Buoniconti can still remember worrying in 2006 that his son, small in stature, would be bullied because of his size. Already one year on the job as superintendent of the Mohawk, Hawlemont and Rowe school districts, Buoniconti liked the “kind and caring school culture” he had found in the West County districts.
So, Robert, who goes by “Robbie,” started attending the Mohawk schools in the 5th grade — beginning an eight-year journey that ultimately led to him finishing first in his class.
Although ultimately a rewarding experience, being the “superintendent’s son” made the journey harder, not easier, for the young Buoniconti, both father and son said.
“I needed him to know as superintendent’s son (that) he would be living in a fish bowl and his behavior would have to be unquestionable,” said the superintendent.
Young Buoniconti said it was challenging at times, especially in the younger years, to forge his own identity. His teachers expected a lot from him and students sometimes kept him out of the loop because of his connection with the administration.
But as he grew older, it became easier. His classmates won games with him on the soccer field and performed on stage together in “The Hobbit.” He became more confident and developed his own relationships with teachers, some of whom he had met and gotten to know outside of the classroom.
“By the time Robbie reached graduation ... I was Robbie’s dad (more than) he was ‘the superintendent’s son,’” said the elder Buoniconti.
The pair said that it also allowed them a father-son relationship in a way that not many superintendents, who spend long hours running their districts, are able to have with their children.
During the tough moments that come with being a high school student, Buoniconti said he felt relief knowing his father’s office was near.
“It was nice to be able to walk down the hallway ... (and have that) safe space in school,” he said.
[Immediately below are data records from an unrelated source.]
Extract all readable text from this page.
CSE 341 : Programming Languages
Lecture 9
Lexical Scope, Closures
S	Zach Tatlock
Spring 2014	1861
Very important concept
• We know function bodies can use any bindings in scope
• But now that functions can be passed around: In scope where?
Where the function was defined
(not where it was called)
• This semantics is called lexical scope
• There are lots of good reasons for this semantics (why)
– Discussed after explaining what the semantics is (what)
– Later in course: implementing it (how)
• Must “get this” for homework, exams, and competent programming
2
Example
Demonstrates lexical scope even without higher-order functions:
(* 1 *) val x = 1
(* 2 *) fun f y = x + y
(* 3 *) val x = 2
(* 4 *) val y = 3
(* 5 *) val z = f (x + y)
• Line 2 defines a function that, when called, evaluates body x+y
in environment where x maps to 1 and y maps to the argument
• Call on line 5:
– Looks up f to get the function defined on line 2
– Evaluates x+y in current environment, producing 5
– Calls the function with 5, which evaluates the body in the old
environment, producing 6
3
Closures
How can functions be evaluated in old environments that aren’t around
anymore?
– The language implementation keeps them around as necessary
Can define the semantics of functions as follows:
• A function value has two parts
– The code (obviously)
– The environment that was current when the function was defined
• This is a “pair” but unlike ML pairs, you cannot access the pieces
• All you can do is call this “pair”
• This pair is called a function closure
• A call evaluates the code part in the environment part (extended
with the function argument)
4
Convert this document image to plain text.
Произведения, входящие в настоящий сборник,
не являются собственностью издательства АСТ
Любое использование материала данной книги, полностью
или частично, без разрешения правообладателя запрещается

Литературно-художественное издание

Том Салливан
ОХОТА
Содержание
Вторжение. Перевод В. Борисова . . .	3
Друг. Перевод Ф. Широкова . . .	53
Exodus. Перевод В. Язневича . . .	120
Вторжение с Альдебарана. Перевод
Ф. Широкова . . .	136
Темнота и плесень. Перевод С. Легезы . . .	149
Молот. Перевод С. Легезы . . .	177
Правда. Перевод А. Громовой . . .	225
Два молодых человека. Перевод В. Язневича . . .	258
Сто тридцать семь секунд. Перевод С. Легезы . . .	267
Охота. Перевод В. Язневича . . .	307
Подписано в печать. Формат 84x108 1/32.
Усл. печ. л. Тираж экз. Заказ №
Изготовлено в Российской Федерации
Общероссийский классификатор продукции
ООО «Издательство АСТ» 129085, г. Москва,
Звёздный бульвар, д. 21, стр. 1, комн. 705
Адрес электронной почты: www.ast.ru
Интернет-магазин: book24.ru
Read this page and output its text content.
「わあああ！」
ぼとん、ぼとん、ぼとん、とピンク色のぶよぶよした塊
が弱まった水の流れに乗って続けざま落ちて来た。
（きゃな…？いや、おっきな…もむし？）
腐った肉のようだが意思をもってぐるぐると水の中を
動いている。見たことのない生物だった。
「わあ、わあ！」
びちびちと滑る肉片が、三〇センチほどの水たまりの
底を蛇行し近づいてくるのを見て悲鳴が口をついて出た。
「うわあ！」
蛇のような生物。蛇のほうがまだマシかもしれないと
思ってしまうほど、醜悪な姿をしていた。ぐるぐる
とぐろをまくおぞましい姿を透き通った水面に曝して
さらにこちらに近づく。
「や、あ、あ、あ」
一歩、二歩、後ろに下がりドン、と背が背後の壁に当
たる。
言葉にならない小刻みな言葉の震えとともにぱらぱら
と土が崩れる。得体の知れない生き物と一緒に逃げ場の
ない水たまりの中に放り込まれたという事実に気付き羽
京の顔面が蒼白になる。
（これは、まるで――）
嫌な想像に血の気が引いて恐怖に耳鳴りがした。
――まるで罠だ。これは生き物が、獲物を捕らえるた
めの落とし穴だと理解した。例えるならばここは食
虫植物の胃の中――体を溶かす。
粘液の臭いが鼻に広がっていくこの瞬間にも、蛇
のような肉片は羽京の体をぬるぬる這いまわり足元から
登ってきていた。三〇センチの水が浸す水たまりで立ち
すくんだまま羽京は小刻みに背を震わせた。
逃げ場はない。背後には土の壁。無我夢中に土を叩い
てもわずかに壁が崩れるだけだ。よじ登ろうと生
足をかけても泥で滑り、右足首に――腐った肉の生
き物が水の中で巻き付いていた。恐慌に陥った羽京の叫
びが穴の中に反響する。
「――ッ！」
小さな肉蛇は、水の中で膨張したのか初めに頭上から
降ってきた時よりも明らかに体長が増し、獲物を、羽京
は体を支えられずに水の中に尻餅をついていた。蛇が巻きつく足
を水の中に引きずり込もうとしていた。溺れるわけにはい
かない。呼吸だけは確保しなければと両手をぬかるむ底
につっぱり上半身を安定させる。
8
And for the past three years, the two have commuted together from Ludlow. The younger Buoniconti tried Ludlow High School as a sophomore for one week before knowing he wanted to return to Mohawk.
“It gave me an opportunity to participate in my son’s life,” said the superintendent. “It’s brought me incredible joy.”
The new graduate will attend the University of Massachusetts’ Commonwealth Honors College in Amherst this fall to study psychology. He’s also considering joining the Reserve Officers’ Training Corps with the goal of someday joining the Air Force. His father is an Air Force Reserve officer.
Michael Buoniconti knows his son will do well. After serving as valedictorian of his own high school class, the superintendent saw his son set, and achieve, that same goal. His son one-upped him by becoming class president.
On the eve of graduation, as the hour passed midnight, the Buonicontis each sat in their own rooms drafting the speeches they’d deliver the next day.
Robbie Buoniconti knew that the superintendent’s speech would remain a secret until the ceremony. But he walked down the hall and asked his father, one more time, to read over and edit his speech.
“We have been working toward (this) ever since that day when we were bundled down with a backpack that dwarfed us, hugged and kissed by our parents, and nudged along to our dismay into a new and foreign life of being a student,” said the valedictorian to his peers.
“We are leveling up, leaving the minor leagues and entering the life of adulthood,” he said. “We will be going into the world on our own.”